Not only did his 20-point outing allow Kansas to capitalize on a night when Garrett’s shot actually was falling, but it also forced the UT defense to come out and guard him, which, in turn, opened up two options — Garrett driving by defenders after close-outs and Lawson having more room to work down by the basket.
Garrett is shooting just 40.7 percent from the floor this season and 23.3 percent from 3-point range, numbers that clearly leave a little to be desired.
However, during the 4-game stretch leading up to his rough night against Kentucky's length, Garrett's numbers improved to 62.1 percent from the floor and 50 percent from 3-point range. Those numbers came against Big 12 competition and over an average of 33 minutes per game. So it can be done.
Garrett has talked a lot this season about his coaches and teammates telling him to stay aggressive. This Kansas offense desperately needs that right now.

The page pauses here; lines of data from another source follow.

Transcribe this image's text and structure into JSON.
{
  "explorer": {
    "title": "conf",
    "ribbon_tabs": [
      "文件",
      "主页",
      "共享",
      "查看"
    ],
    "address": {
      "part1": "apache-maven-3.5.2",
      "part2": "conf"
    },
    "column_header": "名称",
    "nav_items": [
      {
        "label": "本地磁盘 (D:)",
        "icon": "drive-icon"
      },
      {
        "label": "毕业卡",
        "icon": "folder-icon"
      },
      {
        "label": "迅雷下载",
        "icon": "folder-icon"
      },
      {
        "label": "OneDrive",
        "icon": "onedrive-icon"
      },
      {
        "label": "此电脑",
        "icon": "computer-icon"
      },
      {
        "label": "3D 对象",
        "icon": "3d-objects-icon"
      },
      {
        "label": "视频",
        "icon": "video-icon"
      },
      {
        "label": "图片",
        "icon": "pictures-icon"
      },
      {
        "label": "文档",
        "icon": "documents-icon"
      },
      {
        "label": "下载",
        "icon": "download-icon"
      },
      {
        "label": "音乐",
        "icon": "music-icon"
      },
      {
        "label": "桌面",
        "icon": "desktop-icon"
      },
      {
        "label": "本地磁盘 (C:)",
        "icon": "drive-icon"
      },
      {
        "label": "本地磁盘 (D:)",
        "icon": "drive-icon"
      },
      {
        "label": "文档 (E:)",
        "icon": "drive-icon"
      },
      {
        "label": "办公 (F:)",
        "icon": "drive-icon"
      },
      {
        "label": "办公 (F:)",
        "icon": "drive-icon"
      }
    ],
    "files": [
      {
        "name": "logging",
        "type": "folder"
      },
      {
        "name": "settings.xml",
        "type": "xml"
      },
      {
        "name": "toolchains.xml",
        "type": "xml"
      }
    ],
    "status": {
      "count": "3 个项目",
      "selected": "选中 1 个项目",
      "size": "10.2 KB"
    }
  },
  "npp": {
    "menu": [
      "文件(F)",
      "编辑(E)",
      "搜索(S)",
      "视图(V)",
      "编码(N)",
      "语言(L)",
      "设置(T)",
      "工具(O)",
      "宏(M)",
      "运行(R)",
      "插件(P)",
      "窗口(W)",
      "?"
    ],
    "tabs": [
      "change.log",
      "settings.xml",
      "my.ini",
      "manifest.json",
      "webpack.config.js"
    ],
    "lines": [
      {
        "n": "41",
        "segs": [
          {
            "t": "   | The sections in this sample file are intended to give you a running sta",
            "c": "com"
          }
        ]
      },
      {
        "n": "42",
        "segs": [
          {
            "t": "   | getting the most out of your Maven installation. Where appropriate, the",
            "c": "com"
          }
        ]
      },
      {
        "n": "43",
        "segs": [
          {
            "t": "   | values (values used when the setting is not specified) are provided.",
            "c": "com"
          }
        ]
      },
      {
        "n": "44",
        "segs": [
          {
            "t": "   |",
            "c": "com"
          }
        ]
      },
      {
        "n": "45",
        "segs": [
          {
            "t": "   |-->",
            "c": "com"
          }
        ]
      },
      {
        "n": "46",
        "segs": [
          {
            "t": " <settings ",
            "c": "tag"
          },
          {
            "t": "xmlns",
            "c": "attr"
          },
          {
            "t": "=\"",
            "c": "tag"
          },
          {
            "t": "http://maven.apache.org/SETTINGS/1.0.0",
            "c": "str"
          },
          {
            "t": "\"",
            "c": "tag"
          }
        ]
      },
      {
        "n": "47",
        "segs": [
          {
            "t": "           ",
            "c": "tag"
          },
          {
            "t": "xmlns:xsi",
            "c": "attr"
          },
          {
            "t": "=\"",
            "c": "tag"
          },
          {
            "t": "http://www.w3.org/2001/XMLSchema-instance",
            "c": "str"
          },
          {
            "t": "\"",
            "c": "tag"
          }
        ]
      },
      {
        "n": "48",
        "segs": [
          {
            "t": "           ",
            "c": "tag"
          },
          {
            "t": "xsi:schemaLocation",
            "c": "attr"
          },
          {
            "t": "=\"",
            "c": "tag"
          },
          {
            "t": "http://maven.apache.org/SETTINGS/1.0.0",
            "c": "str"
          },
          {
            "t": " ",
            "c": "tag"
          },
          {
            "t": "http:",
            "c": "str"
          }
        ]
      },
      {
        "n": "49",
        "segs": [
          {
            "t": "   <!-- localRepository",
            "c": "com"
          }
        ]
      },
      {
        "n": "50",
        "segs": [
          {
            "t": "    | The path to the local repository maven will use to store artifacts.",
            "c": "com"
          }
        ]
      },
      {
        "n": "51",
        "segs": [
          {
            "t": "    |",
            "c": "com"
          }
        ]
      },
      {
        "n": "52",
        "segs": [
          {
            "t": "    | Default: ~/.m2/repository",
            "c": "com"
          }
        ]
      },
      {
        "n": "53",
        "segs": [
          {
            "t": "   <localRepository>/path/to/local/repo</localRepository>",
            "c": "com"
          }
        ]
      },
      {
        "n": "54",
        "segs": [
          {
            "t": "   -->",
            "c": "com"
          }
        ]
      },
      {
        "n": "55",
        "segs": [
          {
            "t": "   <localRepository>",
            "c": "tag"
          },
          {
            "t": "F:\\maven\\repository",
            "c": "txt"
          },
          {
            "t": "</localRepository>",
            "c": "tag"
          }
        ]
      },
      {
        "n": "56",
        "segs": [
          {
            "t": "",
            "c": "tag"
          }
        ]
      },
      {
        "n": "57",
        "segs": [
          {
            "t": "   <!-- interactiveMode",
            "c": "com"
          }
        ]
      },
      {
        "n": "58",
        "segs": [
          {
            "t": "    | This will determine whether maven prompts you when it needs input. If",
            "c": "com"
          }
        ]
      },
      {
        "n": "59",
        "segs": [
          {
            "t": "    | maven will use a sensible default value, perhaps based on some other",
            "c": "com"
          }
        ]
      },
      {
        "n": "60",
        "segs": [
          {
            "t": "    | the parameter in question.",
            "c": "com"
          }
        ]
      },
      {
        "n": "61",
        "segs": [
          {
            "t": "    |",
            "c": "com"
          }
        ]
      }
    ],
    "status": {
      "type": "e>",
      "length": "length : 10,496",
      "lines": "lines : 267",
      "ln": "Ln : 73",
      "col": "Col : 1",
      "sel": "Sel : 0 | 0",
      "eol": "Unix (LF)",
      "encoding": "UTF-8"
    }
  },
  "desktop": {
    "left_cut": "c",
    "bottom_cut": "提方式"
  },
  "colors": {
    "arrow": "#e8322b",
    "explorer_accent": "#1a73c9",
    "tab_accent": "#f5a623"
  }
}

And Garrett’s a smart enough player to know that.
In many ways, that really is what this whole conundrum comes down to — trusting Garrett to make the right plays.
A season ago, as a true freshman on a team loaded with shooters and scorers, Garrett did plenty of that, making the extra passes, dishing assists and doing whatever he had to do to get his teammates open or steal extra possessions so the likes of Devonte’ Graham, Svi Mykhailiuk and Malik Newman could get another crack at putting points on the board.
Garrett’s 2017-18 season-high of 8 field goal attempts came during his fourth college game. He made four of them. After that, the Dallas native attempted 6 or 7 shots just four more times in the team’s final 35 games.
So it’s not as if this guy does not know when to shoot and when not to.
If there’s one thing I’ve noticed about Garrett’s jumpers during recent weeks, it’s that they may be a little lazy. Maybe that’s just the way he shoots them or maybe it just looks that way from my seat.
But it looks like a lot of arms and wrist and very little legs.
I’m no shooting guru, and, as we all know, it’s rarely a good idea for a guy to try to change his shot in the middle of the season.
Garrett doesn’t need to do that. But he does need to keep shooting.